A still from 'Kaasav'
A still from 'Kaasav'

Co-directors Sumitra Bhave-Sunil Sukthankar brusque attempt at bringing the two themes of eco-preservation together gives the film a distinctly docu-feel. Though the end-product is none the poorer for it. The bare stripped-down minimalist narration focuses largely on the indescribably tender relationship that grows between a compassionate divorcee Janaki (Iravati Harshe) and a suicidal depressive young man whom she finds on the street and provides a home.

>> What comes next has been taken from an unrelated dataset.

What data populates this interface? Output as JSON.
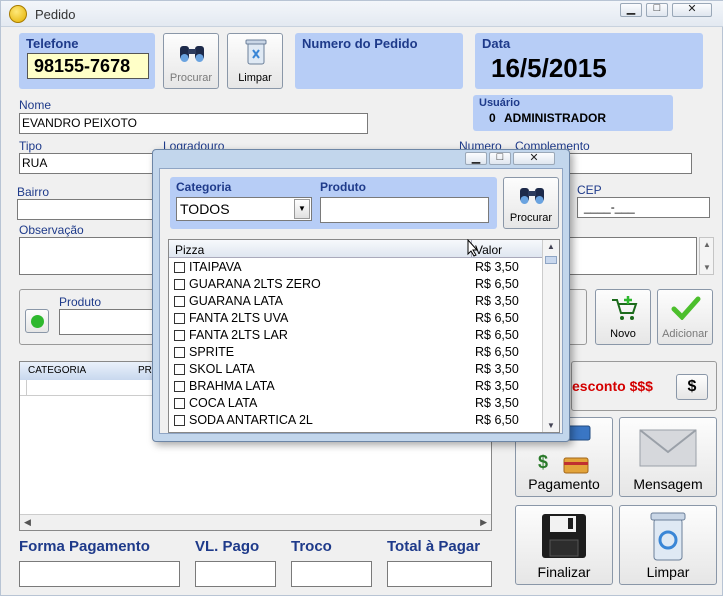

“Why do I need to live? What is the purpose?” Maanav asks Janaki who has no answers to provide. She is struggling with her own inner turmoil trying to come to terms with her intermittent panic attacks.

The jumpy ending with Janaki suddenly taking off for the US seems a bit of a cop-out, though one that causes no visible damage to the fragile, tranquil beautiful film. Kaasav is shot with fetching austerity and a emphatic intensity on a beach resort where turtles move as stealthily as the beating of the human heart. Everyone needs healing: the characters in Kasaav as much as those fanning fuelling and funding the film about healing and nurturing, with a stand-out by Alok Rajwade.

While watching these films I was repeatedly reminded of Aparna Sen’s 36 Chowringhee Lane and Mrinal Sen’s Khandhar. Not since these two classics of our times have I seen anything in Hindi even close to portraying the numbing solitude of the bereaved individual the way Kaasav and Nowhere Special do.